On 19/08/2013 23:12, Joseph Bennie wrote:
>
> for real programming tasks … good old c and c++
I'm a big proponent of C, but like Perl, it's sometimes rightly
described as a write-only language.
Whatever language(s) you end up using, try to discipline yourself to
write simply and tidily, and use white space generously. It's very
irritating, but also a complement, when someone looks at your code and
says "Oh, that's really simple. Even I could have written that!".
C is extremely capable, but also can very easily allow you to shoot
yourself in the foot. If you use C and your coding is done well that
should rarely happen. Two key phrases (IMHO), "defensive programming"
and "avoiding buffer overruns". Lots of potentially dangerous C
functions have safer versions .. compare strcpy() and strncpy(),
sprintf() and snprintf(), used, e.g., with sizeof().

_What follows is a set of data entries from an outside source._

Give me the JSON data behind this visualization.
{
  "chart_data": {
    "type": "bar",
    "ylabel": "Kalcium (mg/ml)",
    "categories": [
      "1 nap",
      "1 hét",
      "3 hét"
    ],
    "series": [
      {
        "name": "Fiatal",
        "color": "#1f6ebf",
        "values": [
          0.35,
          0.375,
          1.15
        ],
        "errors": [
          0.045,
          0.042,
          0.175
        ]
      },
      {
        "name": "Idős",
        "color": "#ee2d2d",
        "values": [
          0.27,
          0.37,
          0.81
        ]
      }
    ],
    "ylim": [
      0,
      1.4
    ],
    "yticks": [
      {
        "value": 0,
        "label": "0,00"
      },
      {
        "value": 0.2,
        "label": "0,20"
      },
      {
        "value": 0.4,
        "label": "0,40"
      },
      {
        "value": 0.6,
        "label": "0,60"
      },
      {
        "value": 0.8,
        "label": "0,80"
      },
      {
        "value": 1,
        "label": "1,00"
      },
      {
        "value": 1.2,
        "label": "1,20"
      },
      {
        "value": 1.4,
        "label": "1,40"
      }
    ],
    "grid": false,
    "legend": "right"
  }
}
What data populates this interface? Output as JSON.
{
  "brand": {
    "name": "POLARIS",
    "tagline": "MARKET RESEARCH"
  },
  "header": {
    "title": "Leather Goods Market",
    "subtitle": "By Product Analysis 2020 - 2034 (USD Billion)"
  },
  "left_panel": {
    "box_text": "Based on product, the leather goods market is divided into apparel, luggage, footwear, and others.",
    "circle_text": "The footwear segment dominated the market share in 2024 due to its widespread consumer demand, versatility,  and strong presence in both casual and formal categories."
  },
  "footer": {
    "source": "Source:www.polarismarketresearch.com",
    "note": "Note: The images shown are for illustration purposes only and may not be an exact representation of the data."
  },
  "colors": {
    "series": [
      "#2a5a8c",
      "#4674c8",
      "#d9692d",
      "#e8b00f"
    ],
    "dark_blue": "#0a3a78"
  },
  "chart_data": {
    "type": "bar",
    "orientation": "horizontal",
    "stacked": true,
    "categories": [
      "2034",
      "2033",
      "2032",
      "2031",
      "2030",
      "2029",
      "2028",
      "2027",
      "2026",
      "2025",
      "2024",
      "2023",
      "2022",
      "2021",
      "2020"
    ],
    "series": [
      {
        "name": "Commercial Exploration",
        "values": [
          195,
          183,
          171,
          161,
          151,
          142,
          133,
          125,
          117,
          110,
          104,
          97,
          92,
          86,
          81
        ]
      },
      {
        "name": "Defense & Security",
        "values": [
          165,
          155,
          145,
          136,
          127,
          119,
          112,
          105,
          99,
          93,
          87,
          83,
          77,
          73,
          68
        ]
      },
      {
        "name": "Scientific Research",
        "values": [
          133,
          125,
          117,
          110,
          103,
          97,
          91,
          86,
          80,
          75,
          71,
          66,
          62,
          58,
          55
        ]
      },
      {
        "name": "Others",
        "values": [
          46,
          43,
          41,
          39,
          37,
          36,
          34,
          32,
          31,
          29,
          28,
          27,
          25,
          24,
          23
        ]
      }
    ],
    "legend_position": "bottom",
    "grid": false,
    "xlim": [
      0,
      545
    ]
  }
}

> … if you can't solve a problem with c .. give up!
:-)
> Scripting and programming are different
Though the edges between scripting and interpreted languages and
compiled languages are very blurry.
I worry about 'too much information', but I'll throw another language
(pair) into the mix.
Have a look at Ruby and Ruby-On-Rails.
Ruby itself is an object-oriented language that has a neat and tidy
structure. Ruby-On-Rails is its web-server extension.
http://www.ruby-lang.org
http://rubyonrails.org/
Most of us have collected a number of languages over the years. We
prefer some to others and we're better at some than others.